In the “Merry Wives of Windsor” we have “Master Caius that calls himself doctor of physic,” and is called by Dame Quickly a “fool and physician.” The two were in Shakespeare’s time very commonly combined, and often, as we have shown, very strangely. Dr. Caius was a real name borne by a learned gentleman who was physician to Queen Elizabeth. In Cymbeline the name of the physician is Cornelius. This again was the name of a real physician, who, in the sixteenth century, gained great reputation in Europe chiefly by restoring Charles V. to health after a tediously long illness. We may presume that Shakespeare was familiar with the fact.
Amongst the doctors of our poet’s time it was a common custom to throw up cases when they believed them hopeless. Shakespeare’s Sempronius says, “His friends, like physicians, thrice gave him o’er,” and Lord Bacon in his work on “The Advancement of Learning,” says of Physicians, “In the enquiry of diseases, they do abandon the cures of many, some as in their nature incurable, and others as past the period of cure, so that Sylla triumvirs never prescribed so many men to die as they do by their ignorant edicts.” We have spoken of the sword-salve cure for wounds. Of dealers in poison who visited fairs and market-places, and attracted crowds by the aid of a stage fool, we get a glimpse in “Hamlet,” where Laertes says:—
“I bought an unction of a mountebank,
So mortal, that but dip a knife in it,
Where it draws blood, no cataplasm so rare
Collected from all simples that have virtue,
Under the moon can save the thing from death.”

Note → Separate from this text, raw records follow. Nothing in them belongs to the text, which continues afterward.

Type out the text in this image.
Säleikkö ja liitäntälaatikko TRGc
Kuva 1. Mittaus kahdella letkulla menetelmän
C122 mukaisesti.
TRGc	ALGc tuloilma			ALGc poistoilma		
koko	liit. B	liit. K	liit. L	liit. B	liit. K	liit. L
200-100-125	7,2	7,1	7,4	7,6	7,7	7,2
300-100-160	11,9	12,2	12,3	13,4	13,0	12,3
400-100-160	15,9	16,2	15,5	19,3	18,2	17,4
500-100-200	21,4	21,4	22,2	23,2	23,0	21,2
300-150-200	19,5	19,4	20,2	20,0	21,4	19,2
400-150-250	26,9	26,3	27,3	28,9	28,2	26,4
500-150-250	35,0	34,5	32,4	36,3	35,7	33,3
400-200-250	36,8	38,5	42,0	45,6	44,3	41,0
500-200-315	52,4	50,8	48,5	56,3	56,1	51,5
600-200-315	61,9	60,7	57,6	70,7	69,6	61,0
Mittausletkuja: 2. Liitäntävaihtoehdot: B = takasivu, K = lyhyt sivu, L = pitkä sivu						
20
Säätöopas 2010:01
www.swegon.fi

There is a hit at doctors who gave others remedies they had not enough faith in to adopt for themselves:—
“Thou speak’st like a physician, Helicarnus:
Who minister’st a potion unto me
That thou would’st tremble to receive thyself.”
—Pericles.
In the same play the true physician receives full appreciation. Cerimon says of himself:—
“’Tis known, I ever
Have studied physic, through which secret art,
By turning o’er authorities, I have
Together with my practice, made familiar
To me, and to my aid, the blest infusions
That dwell in vegitives, in metals, stones.
And I can speake of the disturbances
That nature works, and of her cures; which doth give me
A more content in course of true delight
Than to be thirsty after tottering honour,
Or tie my treasure up in silken bags,
To please the fool, and death.”
And one of the two listening gentlemen adds:—
“Your honour has through Ephesus pour’d forth
Your charity, and hundreds call themselves
Your creatures, who by you have been restored.”